ROANOKE TIMES Copyright (c) 1996, Roanoke Times DATE: Wednesday, October 16, 1996 TAG: 9610160032 SECTION: BUSINESS PAGE: B-5 EDITION: METRO SOURCE: MAG POFF STAFF WRITER
Competitors for the business of handling real estate closings will clash in Roanoke Thursday at what is usually a routine meeting of the Council of the Virginia State Bar.
"It's not going to be an empty room," said Doug Gray, a lobbyist for the Virginia Association of Realtors in Richmond. The meeting is at 4 p.m. at the Hotel Roanoke and Conference Center.
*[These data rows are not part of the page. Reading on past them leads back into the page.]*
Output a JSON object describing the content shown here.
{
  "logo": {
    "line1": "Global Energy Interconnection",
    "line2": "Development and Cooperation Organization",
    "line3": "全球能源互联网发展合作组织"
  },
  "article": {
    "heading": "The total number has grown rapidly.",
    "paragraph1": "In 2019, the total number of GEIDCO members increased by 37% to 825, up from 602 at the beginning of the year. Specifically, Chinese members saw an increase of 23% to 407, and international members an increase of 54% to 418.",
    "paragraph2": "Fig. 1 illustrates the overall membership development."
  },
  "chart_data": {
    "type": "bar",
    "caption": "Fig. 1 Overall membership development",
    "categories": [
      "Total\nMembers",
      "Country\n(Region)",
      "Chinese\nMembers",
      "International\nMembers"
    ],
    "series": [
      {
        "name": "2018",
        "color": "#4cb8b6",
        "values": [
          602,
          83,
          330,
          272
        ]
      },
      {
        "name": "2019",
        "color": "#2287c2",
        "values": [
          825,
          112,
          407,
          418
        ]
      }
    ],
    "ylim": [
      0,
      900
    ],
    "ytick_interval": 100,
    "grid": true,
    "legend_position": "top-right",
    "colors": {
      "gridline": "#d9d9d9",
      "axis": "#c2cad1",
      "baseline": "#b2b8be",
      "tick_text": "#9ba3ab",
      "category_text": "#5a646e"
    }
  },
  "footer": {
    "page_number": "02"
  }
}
"There will be a cast of thousands," said J.R. Hipple, a spokesman for a coalition that includes the Virginia Bankers Association, Lawyers Title Co., the Virginia Association of Home Builders and the Virginia Credit Union League.
They will be opposed in their views by the Virginia Real Estate Attorneys League.
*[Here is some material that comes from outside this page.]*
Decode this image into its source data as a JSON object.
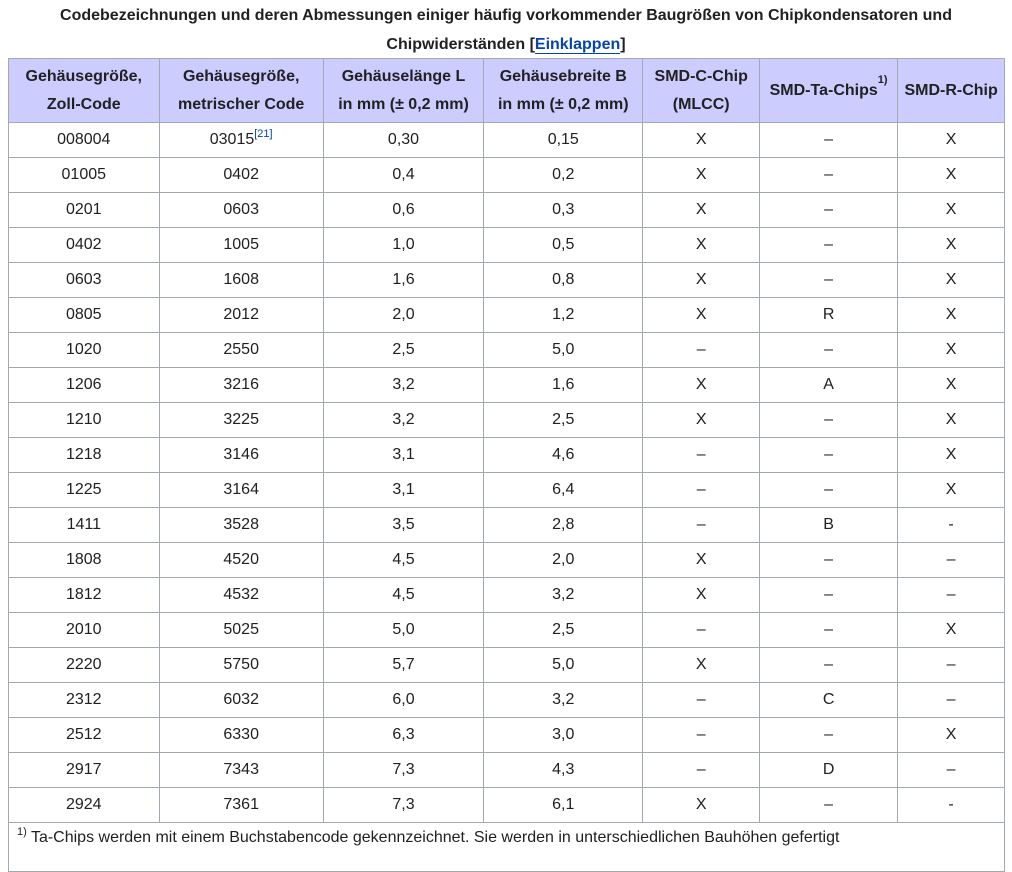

At issue is a rule, proposed by a Virginia State Bar committee and rewritten as recently as Oct. 2, that would require that a lawyer be present at all real estate closings in order to answer any legal questions, according to Thomas A. Edmonds, executive director of the Virginia State Bar.
Edmonds said the council can reject the proposed rule, adopt it and forward it to the Virginia Supreme Court for consideration, or send it back to committee. The state Supreme Court would have to approve it before it could become effective.
The existing rule, adopted in 1980, does not require the presence of an attorney at the closing.
Since that rule's adoption, a host of settlement and real estate title companies have gotten into the business. All the parties agreed that so-called lay companies now dominate the business in Northern Virginia, although lawyers handle most closings in Western Virginia.
Gray said the state Realtors group will have several speakers plus a major delegation from Northern Virginia in opposition to changing the rule. The Roanoke Valley Association of Realtors, according to its executive director Laura Benjamin, expects to supply 40 to 50 spectators but no speakers. "We have been asked to bring bodies and not voices," she said.
The official position of the realty trade group is that home sellers and buyers should have a choice about who oversees the closing of a home sale, a service for which buyers generally pay several hundred dollars.
The organization of real estate attorneys also proposed legislation in this year's General Assembly that would have defined handling of a closing as the practice of law. That bill is pending before a study committee which has scheduled a hearing Oct. 31 in Richmond.
The proposed changes in the law and the rules also have been opposed by the Justice Department, the Federal Trade Commission and the Virginia attorney general. The counsel of the Virginia State Bar has also questioned the legality of the proposed rule.